I can’t believe that we are nearly at the end of this fascinating journey. Ten weeks have gone by so fast and I have learnt so much that it will be good to step back and process all the information. In the last few sessions, after concentrating on the structure of information and metadata, we have moved on to how we can measure and analyse the data, and from there we have taken a leap into the world of AI.
Measuring, exploring and analysing the data is to make the data work for us. By measuring the impact of an article or piece of research, whether it is by the more traditional way of counting citations or new web based techniques such as altmetrics we can find out what impact an article has had and what people are talking about. The new techniques allow measurement also of what impact is being made across all forms of social media such as blogs and Twitter. They can also indicate new ways to share information by seeing how other people share and what formats and forums they use. As with any form of measurement we need to be aware of the pitfalls, of not looking critically at what is produced – but it is certainly a very useful starting point.
We then investigated deeper, into the tools available not just for measuring but for exploring and analyzing. Tools for getting meaning – coding with python to link things together or analyse different data sets, to be able to use the information and find out what you need to know, even if the data is not set up in such a way as to tell you! More fun things such as word clouds give a visual interpretation of the information – easy to grasp and digest and can make a big impact, even if the information is limited.
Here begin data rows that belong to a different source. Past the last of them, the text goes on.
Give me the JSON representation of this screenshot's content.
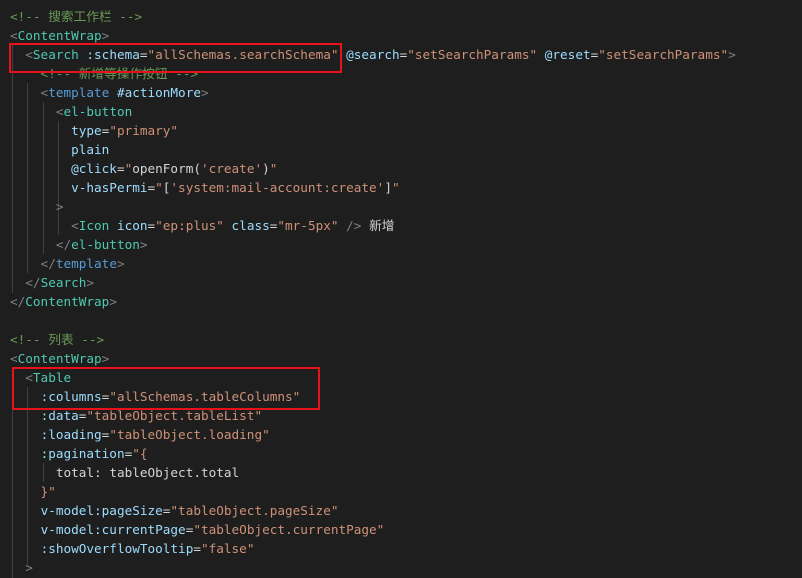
{
  "editor": {
    "lines": [
      [
        {
          "t": "<!-- ",
          "c": "cm"
        },
        {
          "t": "搜索工作栏",
          "c": "cm cjk"
        },
        {
          "t": " -->",
          "c": "cm"
        }
      ],
      [
        {
          "t": "<",
          "c": "br"
        },
        {
          "t": "ContentWrap",
          "c": "tg"
        },
        {
          "t": ">",
          "c": "br"
        }
      ],
      [
        {
          "t": "  <",
          "c": "br"
        },
        {
          "t": "Search",
          "c": "tg"
        },
        {
          "t": " ",
          "c": "tx"
        },
        {
          "t": ":schema",
          "c": "at"
        },
        {
          "t": "=",
          "c": "eq"
        },
        {
          "t": "\"allSchemas.searchSchema\"",
          "c": "st"
        },
        {
          "t": " ",
          "c": "tx"
        },
        {
          "t": "@search",
          "c": "at"
        },
        {
          "t": "=",
          "c": "eq"
        },
        {
          "t": "\"setSearchParams\"",
          "c": "st"
        },
        {
          "t": " ",
          "c": "tx"
        },
        {
          "t": "@reset",
          "c": "at"
        },
        {
          "t": "=",
          "c": "eq"
        },
        {
          "t": "\"setSearchParams\"",
          "c": "st"
        },
        {
          "t": ">",
          "c": "br"
        }
      ],
      [
        {
          "t": "    <!-- ",
          "c": "cm"
        },
        {
          "t": "新增等操作按钮",
          "c": "cm cjk"
        },
        {
          "t": " -->",
          "c": "cm"
        }
      ],
      [
        {
          "t": "    <",
          "c": "br"
        },
        {
          "t": "template",
          "c": "kw"
        },
        {
          "t": " ",
          "c": "tx"
        },
        {
          "t": "#actionMore",
          "c": "at"
        },
        {
          "t": ">",
          "c": "br"
        }
      ],
      [
        {
          "t": "      <",
          "c": "br"
        },
        {
          "t": "el-button",
          "c": "tg"
        }
      ],
      [
        {
          "t": "        ",
          "c": "tx"
        },
        {
          "t": "type",
          "c": "at"
        },
        {
          "t": "=",
          "c": "eq"
        },
        {
          "t": "\"primary\"",
          "c": "st"
        }
      ],
      [
        {
          "t": "        ",
          "c": "tx"
        },
        {
          "t": "plain",
          "c": "at"
        }
      ],
      [
        {
          "t": "        ",
          "c": "tx"
        },
        {
          "t": "@click",
          "c": "at"
        },
        {
          "t": "=",
          "c": "eq"
        },
        {
          "t": "\"",
          "c": "st"
        },
        {
          "t": "openForm",
          "c": "tx"
        },
        {
          "t": "(",
          "c": "tx"
        },
        {
          "t": "'create'",
          "c": "st"
        },
        {
          "t": ")",
          "c": "tx"
        },
        {
          "t": "\"",
          "c": "st"
        }
      ],
      [
        {
          "t": "        ",
          "c": "tx"
        },
        {
          "t": "v-hasPermi",
          "c": "at"
        },
        {
          "t": "=",
          "c": "eq"
        },
        {
          "t": "\"",
          "c": "st"
        },
        {
          "t": "[",
          "c": "tx"
        },
        {
          "t": "'system:mail-account:create'",
          "c": "st"
        },
        {
          "t": "]",
          "c": "tx"
        },
        {
          "t": "\"",
          "c": "st"
        }
      ],
      [
        {
          "t": "      >",
          "c": "br"
        }
      ],
      [
        {
          "t": "        <",
          "c": "br"
        },
        {
          "t": "Icon",
          "c": "tg"
        },
        {
          "t": " ",
          "c": "tx"
        },
        {
          "t": "icon",
          "c": "at"
        },
        {
          "t": "=",
          "c": "eq"
        },
        {
          "t": "\"ep:plus\"",
          "c": "st"
        },
        {
          "t": " ",
          "c": "tx"
        },
        {
          "t": "class",
          "c": "at"
        },
        {
          "t": "=",
          "c": "eq"
        },
        {
          "t": "\"mr-5px\"",
          "c": "st"
        },
        {
          "t": " />",
          "c": "br"
        },
        {
          "t": " ",
          "c": "tx"
        },
        {
          "t": "新增",
          "c": "tx cjk"
        }
      ],
      [
        {
          "t": "      </",
          "c": "br"
        },
        {
          "t": "el-button",
          "c": "tg"
        },
        {
          "t": ">",
          "c": "br"
        }
      ],
      [
        {
          "t": "    </",
          "c": "br"
        },
        {
          "t": "template",
          "c": "kw"
        },
        {
          "t": ">",
          "c": "br"
        }
      ],
      [
        {
          "t": "  </",
          "c": "br"
        },
        {
          "t": "Search",
          "c": "tg"
        },
        {
          "t": ">",
          "c": "br"
        }
      ],
      [
        {
          "t": "</",
          "c": "br"
        },
        {
          "t": "ContentWrap",
          "c": "tg"
        },
        {
          "t": ">",
          "c": "br"
        }
      ],
      [],
      [
        {
          "t": "<!-- ",
          "c": "cm"
        },
        {
          "t": "列表",
          "c": "cm cjk"
        },
        {
          "t": " -->",
          "c": "cm"
        }
      ],
      [
        {
          "t": "<",
          "c": "br"
        },
        {
          "t": "ContentWrap",
          "c": "tg"
        },
        {
          "t": ">",
          "c": "br"
        }
      ],
      [
        {
          "t": "  <",
          "c": "br"
        },
        {
          "t": "Table",
          "c": "tg"
        }
      ],
      [
        {
          "t": "    ",
          "c": "tx"
        },
        {
          "t": ":columns",
          "c": "at"
        },
        {
          "t": "=",
          "c": "eq"
        },
        {
          "t": "\"allSchemas.tableColumns\"",
          "c": "st"
        }
      ],
      [
        {
          "t": "    ",
          "c": "tx"
        },
        {
          "t": ":data",
          "c": "at"
        },
        {
          "t": "=",
          "c": "eq"
        },
        {
          "t": "\"tableObject.tableList\"",
          "c": "st"
        }
      ],
      [
        {
          "t": "    ",
          "c": "tx"
        },
        {
          "t": ":loading",
          "c": "at"
        },
        {
          "t": "=",
          "c": "eq"
        },
        {
          "t": "\"tableObject.loading\"",
          "c": "st"
        }
      ],
      [
        {
          "t": "    ",
          "c": "tx"
        },
        {
          "t": ":pagination",
          "c": "at"
        },
        {
          "t": "=",
          "c": "eq"
        },
        {
          "t": "\"{",
          "c": "st"
        }
      ],
      [
        {
          "t": "      ",
          "c": "tx"
        },
        {
          "t": "total: tableObject.total",
          "c": "tx"
        }
      ],
      [
        {
          "t": "    }\"",
          "c": "st"
        }
      ],
      [
        {
          "t": "    ",
          "c": "tx"
        },
        {
          "t": "v-model:pageSize",
          "c": "at"
        },
        {
          "t": "=",
          "c": "eq"
        },
        {
          "t": "\"tableObject.pageSize\"",
          "c": "st"
        }
      ],
      [
        {
          "t": "    ",
          "c": "tx"
        },
        {
          "t": "v-model:currentPage",
          "c": "at"
        },
        {
          "t": "=",
          "c": "eq"
        },
        {
          "t": "\"tableObject.currentPage\"",
          "c": "st"
        }
      ],
      [
        {
          "t": "    ",
          "c": "tx"
        },
        {
          "t": ":showOverflowTooltip",
          "c": "at"
        },
        {
          "t": "=",
          "c": "eq"
        },
        {
          "t": "\"false\"",
          "c": "st"
        }
      ],
      [
        {
          "t": "  >",
          "c": "br"
        }
      ]
    ],
    "highlights": [
      {
        "label": "search-schema-highlight"
      },
      {
        "label": "table-columns-highlight"
      }
    ]
  }
}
The most interesting topic, possibly because it is the headline grabbing one is Artificial Intelligence. Whilst ethical awareness should be present in every aspect we have looked at, it is in the topic of AI that it seems most necessary and urgent. Fears range from terminator style scenarios fed by popular culture to real fears of possible job losses. A recent article from the Daily Telegraph (‘UK ‘not ready for the next industrial revolution’ and rise of the robots’ by Lauren Davidson, 28 Nov 2016 ) quotes a report produced by Deloitte which states that 35% of UK jobs at high risk of automation in the next 10 to 20 years.
There are fun things too. The music industry is one keen adopter. Streaming services such as Spotify already use data analysis to make recommendations. Quantone, a London- based start-up is using the IBM Watson engine to improve their recommendations by analysing huge amounts of data including tweets, blogs and online reviews (see FT.com article ‘Rise of the robot music industry’ by Nic Fildes, 2 Dec 2016). There is even an AI generated Xmas song this year! As reported in the Guardian on 29 November (‘It’s no Christmas No. 1 but AI-generated song brings festive cheer to researchers’ by Ian Sample) the Neural Karaoke project from the University of Toronto fed a Christmas picture into a computer program and it generated Christmassy lyrics and music as well.
But for all the fun and usefulness of music recommendations, Twitter bots managing your Twitter accounts, and handy helpers like Siri and Amazon Echo there are sinister undertones. Another article from the FT (‘Algorithmic discrimination‘ by Izabella Kaminska, 29 Nov 2016) discusses the idea that discrimination is the single biggest problem facing the artificial intelligence field. An algorithm cannot judge exceptions and does not have the ability to ‘..respect a human’s capacity to change, better himself or hold contradictory view points at the same time’. This danger is further highlighted by reports that researchers at Shanghai Jiao Tong University have created a machine that can identify criminals by assessing their eyes, nose and mouth, supporting the dangerous view that criminals have certain facial features (‘Minority Report-style AI learns to predict if people are criminals from their facial features‘ by Cara McGoogan, 24 Nov 2016) This all sounds worrying, and in parts of the World where surveillance is everywhere and freedoms are restricted it is worrying and a real cause for concern for human rights watchers. But the AI isn’t creating the problems, true that it is feeding them and enhancing them but it is still human beings that are creating the tools.
The fears aren’t new and the problems aren’t really new either. Any problems or fears come down to the questions of what can we do, how can we do it and should we do it and also what we allow ourselves to do and how we treat our fellow human beings. AI is just another tool, albeit an exciting one. An understanding of ethics and and ethical thinking and the need to discuss and be open about ethical problems needs to be at the starting point of everything. It needs to be part of our education, the need is to instil ethical thinking and discussion at school age, before over enthusiasm, economics and, potentially, greed kick in.
Sources: Financial Times, 23 November 2016; Telegraph.co.uk, 24 November 2016; The Observer, 27 November 2016; Daily Telegraph, 28 November 2016; The Guardian, 29 November 2016; FT.com, 29 November 2016; FT.com, 2 December 2016; The Guardian, 2 December 2016.